Besides nonisolated topologies, some applications require galvanically isolated power converters. The reasons may be safety concerns, the need to have floating grounds in larger systems where different circuits are interconnected, or the prevention of ground current loops in noise-sensitive applications. The most common isolated converter topologies are the flyback and forward converters.

The flyback converter is typically used for power levels up to 60 W. The circuit operates in a way that during the on-time, energy is stored in a transformer. During off-time, this energy is released to the secondary side of the converter, powering the output.

This converter is simple to build, but it requires relatively large transformers to store all of the energy necessary for proper operation. This aspect limits the topology to lower power levels. Figure 1 shows a flyback converter on the top and a forward converter on the bottom.

1. Shown are the flyback converter (top) and forward converter (bottom) topologies.

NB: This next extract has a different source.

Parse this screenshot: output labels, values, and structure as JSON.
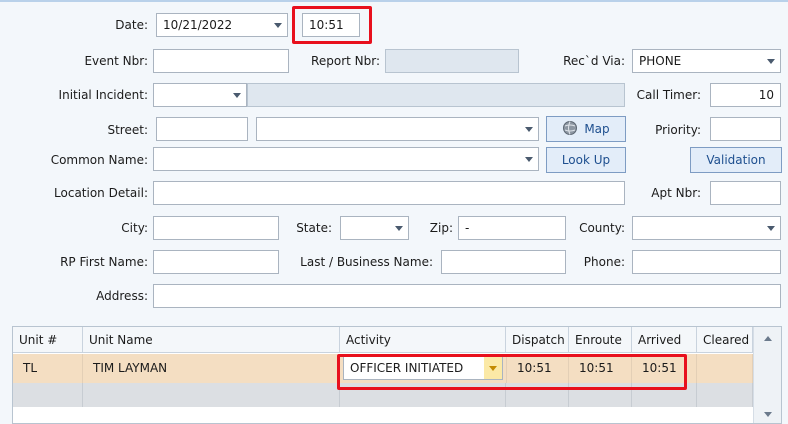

Besides the flyback converter, the forward converter also is very popular. It uses a transformer differently than the flyback. During the on-time, while there’s current flow through the primary-side winding, current also flows through the secondary winding.

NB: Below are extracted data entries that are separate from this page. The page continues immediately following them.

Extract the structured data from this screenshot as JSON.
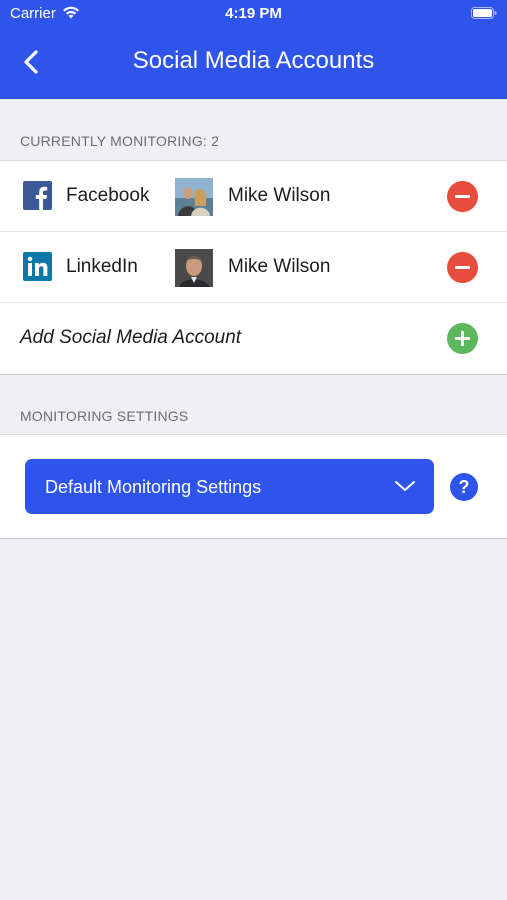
{
  "status_bar": {
    "carrier": "Carrier",
    "time": "4:19 PM"
  },
  "nav": {
    "title": "Social Media Accounts"
  },
  "monitoring": {
    "header": "CURRENTLY MONITORING: 2",
    "accounts": [
      {
        "platform": "Facebook",
        "user": "Mike Wilson"
      },
      {
        "platform": "LinkedIn",
        "user": "Mike Wilson"
      }
    ],
    "add_label": "Add Social Media Account"
  },
  "settings": {
    "header": "MONITORING SETTINGS",
    "selected": "Default Monitoring Settings",
    "help_symbol": "?"
  },
  "colors": {
    "brand": "#2f54eb",
    "remove": "#e74c3c",
    "add": "#5cb85c",
    "facebook": "#3b5998",
    "linkedin": "#0e76a8"
  }
}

Energy should not be stored in the core of the transformer. After each switching cycle, we must make sure that all of the core’s magnetization is released to zero, so that the transformer will not saturate after a number of switching cycles. Such an energy release out of the core can be achieved with a few different technologies. One popular way is to use an active clamp with a small additional switch and capacitor.

Figure 2 shows the LTspice simulation environment schematic of a forward active clamp design using the ADP1074. In the forward converter, there’s an additional inductor in the output path compared to the flyback (Fig. 1, again). Though it’s one additional component with associated space and cost implications, it helps to generate a lower-noise output voltage compared to a flyback converter. Also, the transformer size needed for a forward converter at the same power level as a flyback may be much smaller.

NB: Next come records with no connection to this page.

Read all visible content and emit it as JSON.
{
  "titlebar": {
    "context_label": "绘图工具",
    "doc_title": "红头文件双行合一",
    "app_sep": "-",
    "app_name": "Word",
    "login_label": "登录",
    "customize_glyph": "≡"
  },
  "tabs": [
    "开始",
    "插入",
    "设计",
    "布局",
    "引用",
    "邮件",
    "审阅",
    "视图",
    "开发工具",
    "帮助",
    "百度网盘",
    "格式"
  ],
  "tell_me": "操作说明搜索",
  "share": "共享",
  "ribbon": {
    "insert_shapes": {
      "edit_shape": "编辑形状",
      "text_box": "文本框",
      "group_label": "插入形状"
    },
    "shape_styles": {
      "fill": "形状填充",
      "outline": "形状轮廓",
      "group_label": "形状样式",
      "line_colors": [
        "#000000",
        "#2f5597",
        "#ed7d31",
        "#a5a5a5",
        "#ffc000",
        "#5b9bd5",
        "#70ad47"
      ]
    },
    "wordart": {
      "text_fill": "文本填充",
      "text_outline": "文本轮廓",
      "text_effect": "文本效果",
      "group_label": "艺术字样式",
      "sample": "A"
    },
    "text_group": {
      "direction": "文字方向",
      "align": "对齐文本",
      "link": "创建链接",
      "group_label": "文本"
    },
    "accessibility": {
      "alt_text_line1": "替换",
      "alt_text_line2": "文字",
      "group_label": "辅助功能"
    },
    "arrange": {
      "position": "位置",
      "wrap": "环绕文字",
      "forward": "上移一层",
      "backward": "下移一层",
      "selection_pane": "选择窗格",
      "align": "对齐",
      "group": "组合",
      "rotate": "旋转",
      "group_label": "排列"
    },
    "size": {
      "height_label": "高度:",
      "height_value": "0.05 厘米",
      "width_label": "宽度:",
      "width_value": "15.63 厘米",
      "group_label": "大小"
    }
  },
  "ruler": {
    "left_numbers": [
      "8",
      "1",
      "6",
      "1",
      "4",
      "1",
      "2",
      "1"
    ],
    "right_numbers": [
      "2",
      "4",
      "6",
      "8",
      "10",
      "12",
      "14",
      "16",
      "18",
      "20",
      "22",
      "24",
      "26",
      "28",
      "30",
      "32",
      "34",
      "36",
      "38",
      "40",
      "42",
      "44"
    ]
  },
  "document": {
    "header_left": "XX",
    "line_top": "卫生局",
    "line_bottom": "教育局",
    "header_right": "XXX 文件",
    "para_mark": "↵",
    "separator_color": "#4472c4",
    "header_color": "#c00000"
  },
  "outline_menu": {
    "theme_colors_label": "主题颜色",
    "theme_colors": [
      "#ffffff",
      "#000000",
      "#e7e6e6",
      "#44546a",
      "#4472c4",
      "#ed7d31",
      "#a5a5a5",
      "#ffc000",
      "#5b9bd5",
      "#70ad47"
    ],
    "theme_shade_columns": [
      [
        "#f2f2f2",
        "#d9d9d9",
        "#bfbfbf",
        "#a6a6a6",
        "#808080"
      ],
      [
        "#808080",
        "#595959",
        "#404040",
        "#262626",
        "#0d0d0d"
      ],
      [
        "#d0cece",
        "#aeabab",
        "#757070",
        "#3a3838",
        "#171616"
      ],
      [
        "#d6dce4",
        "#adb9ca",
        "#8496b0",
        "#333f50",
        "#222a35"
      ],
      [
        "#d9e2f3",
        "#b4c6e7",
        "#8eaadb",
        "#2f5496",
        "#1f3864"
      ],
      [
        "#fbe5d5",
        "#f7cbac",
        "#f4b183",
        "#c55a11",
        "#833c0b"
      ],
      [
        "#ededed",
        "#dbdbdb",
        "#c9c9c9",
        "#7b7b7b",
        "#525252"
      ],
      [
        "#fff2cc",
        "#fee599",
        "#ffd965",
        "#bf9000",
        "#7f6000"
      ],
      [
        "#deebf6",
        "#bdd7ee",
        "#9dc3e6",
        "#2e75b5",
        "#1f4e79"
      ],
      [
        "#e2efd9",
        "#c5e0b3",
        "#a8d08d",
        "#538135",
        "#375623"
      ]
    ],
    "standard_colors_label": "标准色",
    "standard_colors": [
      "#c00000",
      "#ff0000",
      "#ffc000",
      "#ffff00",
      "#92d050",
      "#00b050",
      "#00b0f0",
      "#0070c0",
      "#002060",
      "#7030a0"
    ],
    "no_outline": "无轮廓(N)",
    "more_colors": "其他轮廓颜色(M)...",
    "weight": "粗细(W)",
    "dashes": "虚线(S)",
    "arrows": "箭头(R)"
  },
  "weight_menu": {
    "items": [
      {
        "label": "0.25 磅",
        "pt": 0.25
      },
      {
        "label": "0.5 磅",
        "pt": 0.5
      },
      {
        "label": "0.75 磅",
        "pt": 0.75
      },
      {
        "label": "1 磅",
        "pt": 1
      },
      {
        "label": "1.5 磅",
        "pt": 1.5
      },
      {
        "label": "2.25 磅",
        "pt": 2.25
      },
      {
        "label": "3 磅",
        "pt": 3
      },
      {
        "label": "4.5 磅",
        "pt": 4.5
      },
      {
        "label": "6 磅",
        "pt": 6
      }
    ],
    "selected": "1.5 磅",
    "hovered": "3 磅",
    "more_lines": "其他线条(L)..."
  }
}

2. A forward active clamp circuit uses the ADP1074 to generate an isolated output voltage, as simulated in LTspice.

Advanced Isolated Topologies

Besides the flyback and the forward topologies, there are numerous transformer-based galvanically isolated converter concepts. The following list offers basic explanations about the most common of these converters:

Push-pull: The push-pull topology is similar to the forward converter. However, instead of one low-side switch, this topology requires two active low-side switches. Also, it requires a primary transformer winding with a center tap. The advantage of the push-pull is an operation with generally lower noise compared to a forward converter. In addition, it needs a smaller transformer. The hysteresis of the BH curve of a transformer is utilized in two quadrants rather than just one.
Half-bridge/Full-bridge: These two topologies are typically used for higher power designs from a few hundred watts up to a few kilowatts. They require high-side switches in addition to low-side switches but enable very high power transfer with relatively small transformers.
ZVS: The term zero voltage switching (ZVS) comes up often when discussing high-power isolated converters. Another term for such converters is LLC (inductor-inductor-capacitor) converters. These architectures aim for very high efficiency conversion. They generate a resonance circuit and switch the power switches while the voltage or current across the switches is close to zero, thus minimizing the switching losses. However, such designs may be difficult to design and the switching frequency isn’t fixed, sometimes yielding EMI problems.

Switched Capacitor Converters

In addition to linear regulators and switch-mode power supplies, there’s a third group of power converters—switched capacitor converters. They’re also referred to as charge pumps. Switched capacitor converters, which use switches and capacitors to multiply or invert voltages, offer the big advantage of not needing any inductor.

Typically, such converters are employed for low power levels of below 5 W. However, recent advances have allowed for much higher power switched capacitor converters. Figure 3 shows the LTC7820 in a 120-W design at 98.5% efficiency, converting 48 V to 24 V.